Andy_H wrote: View Post
I was a bit surprised to hear how frequently the "ominous" music is reused episode after episode after episode. At first I thought perhaps that in season one, they were trying to save money by not re-scoring every episode. Season 2 definitely has more original music, but I still hear the re-use of prior material.
That was standard practice in television throughout the '60s and '70s; it was only sometime in the '80s that union rules changed to require an original score in every episode.

I can't imgaine wanting to listen to 2 CDs worth (at least) of the same thematic material cut over and over for different episodes.
I don't think you quite understand. Of course this set would feature only the original use of each episode score; there'd be no reason to repeat them. There have been other CD (or before that LP) releases of scores from shows that used lots of tracked music, such as The Twilight Zone and Lost in Space, and the albums only include the original use of each score.
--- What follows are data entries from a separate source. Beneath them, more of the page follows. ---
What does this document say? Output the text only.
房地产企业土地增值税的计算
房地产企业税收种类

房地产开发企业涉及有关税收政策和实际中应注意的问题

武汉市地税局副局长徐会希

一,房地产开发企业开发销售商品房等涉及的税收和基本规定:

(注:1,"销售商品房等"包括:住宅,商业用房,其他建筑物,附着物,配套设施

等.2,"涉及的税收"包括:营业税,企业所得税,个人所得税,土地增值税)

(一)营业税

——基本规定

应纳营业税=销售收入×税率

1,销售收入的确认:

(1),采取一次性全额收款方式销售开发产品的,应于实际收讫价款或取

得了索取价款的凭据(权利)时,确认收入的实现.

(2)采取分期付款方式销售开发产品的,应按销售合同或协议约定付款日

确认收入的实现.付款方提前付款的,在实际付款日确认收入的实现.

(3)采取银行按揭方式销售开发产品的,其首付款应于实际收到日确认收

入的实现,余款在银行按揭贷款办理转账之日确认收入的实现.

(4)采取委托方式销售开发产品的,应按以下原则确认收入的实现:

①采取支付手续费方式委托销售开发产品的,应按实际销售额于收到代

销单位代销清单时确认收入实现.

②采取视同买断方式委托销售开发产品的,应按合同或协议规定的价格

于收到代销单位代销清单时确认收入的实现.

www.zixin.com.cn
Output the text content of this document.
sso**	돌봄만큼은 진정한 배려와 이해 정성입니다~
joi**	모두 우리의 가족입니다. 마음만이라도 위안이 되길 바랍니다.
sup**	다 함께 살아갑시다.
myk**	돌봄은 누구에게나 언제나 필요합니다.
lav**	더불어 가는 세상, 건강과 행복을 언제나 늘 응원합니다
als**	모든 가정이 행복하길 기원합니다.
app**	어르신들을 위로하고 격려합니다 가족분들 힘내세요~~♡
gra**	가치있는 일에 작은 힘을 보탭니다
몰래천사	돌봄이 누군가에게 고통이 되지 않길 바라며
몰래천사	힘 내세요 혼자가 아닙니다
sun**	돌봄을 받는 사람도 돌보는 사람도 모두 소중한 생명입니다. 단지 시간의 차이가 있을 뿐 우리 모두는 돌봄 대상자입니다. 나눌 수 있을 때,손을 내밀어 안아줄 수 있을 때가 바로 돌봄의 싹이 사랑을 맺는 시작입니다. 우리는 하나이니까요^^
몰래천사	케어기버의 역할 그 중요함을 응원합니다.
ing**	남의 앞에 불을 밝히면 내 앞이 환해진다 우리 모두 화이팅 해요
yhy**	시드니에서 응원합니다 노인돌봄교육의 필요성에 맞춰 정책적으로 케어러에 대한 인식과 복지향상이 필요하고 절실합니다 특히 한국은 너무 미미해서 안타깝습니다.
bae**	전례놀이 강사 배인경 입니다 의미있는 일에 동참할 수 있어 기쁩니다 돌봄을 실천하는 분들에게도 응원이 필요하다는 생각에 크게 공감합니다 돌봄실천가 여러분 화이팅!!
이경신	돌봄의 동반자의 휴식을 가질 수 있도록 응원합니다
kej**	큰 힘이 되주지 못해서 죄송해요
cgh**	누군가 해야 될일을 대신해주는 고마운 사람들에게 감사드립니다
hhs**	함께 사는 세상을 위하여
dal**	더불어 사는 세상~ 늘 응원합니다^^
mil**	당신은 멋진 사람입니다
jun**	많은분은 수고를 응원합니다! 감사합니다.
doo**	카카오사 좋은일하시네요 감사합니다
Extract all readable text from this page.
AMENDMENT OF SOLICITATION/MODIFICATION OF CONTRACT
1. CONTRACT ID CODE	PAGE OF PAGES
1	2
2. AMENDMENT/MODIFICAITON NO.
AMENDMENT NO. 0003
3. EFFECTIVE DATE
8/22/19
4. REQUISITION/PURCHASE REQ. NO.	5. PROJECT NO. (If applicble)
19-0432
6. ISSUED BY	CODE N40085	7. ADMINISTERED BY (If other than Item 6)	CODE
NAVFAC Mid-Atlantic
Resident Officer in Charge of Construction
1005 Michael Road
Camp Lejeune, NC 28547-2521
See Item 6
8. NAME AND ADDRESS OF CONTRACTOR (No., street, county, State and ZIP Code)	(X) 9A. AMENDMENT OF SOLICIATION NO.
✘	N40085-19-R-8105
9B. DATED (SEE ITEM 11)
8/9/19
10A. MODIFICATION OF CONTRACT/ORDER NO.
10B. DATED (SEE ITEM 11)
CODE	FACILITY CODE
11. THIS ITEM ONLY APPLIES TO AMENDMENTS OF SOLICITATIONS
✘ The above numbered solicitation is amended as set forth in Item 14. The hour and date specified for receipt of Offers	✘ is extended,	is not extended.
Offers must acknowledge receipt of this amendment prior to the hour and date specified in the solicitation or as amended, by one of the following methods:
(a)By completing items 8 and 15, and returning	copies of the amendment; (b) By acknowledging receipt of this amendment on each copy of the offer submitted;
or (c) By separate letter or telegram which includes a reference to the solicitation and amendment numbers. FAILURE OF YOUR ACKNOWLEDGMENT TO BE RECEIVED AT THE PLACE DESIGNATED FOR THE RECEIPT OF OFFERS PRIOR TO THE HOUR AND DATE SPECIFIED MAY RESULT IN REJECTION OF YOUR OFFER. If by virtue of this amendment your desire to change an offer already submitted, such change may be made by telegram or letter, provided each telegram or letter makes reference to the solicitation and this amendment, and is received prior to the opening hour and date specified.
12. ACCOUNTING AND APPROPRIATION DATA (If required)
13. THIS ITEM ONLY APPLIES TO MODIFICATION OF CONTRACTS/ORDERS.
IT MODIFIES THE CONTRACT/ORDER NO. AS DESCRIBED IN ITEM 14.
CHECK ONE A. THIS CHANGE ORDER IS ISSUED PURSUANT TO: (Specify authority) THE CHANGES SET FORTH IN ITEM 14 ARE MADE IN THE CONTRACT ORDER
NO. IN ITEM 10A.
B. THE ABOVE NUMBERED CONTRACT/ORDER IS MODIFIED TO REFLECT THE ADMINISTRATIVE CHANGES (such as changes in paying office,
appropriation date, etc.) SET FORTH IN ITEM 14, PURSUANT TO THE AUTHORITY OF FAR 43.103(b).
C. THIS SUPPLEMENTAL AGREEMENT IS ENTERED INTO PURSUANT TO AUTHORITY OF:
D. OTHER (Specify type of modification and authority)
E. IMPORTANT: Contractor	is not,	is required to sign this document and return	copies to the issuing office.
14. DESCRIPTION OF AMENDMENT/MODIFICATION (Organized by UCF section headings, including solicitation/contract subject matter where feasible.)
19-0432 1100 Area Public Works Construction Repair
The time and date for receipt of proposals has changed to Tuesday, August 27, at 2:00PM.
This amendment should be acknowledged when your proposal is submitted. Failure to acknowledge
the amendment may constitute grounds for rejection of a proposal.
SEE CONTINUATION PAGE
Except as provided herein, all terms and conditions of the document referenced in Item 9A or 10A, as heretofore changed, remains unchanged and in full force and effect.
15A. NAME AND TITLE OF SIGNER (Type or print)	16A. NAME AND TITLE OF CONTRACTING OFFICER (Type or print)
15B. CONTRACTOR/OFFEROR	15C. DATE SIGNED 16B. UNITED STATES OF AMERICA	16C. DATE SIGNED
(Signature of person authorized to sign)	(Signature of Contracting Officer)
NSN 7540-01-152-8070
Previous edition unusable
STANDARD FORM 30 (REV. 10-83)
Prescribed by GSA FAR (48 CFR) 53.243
Naturally the same would be the case here.

There was original music written for 33 episodes of TOS -- plus Fred Steiner's arrangement of "The Star-Spangled Banner" for "The Omega Glory," the songs from "The Way to Eden," etc. That's a hell of a lot more than 2 CDs' worth of music. The amount of music written for those 33 episodes would've typically been in the vicinity of 20-30 minutes each, though some had less. That's maybe around 14-15 hours of original music, say, without any repetition of cues. Fifteen CDs would come out to 18-19 hours' of content, and we know there are a number of unused, alternate, and bonus cues being included. So it adds up pretty well.

To put it in perspective: to date we've had 7 album or CD releases of TOS scores, plus two Best of Star Trek CD releases that included some TOS music along with other shows -- yet those albums only include music from 21 episode scores, and most of those are incomplete releases. So nearly 8 albums' worth of music only accounts for maybe 60% or less of what exists.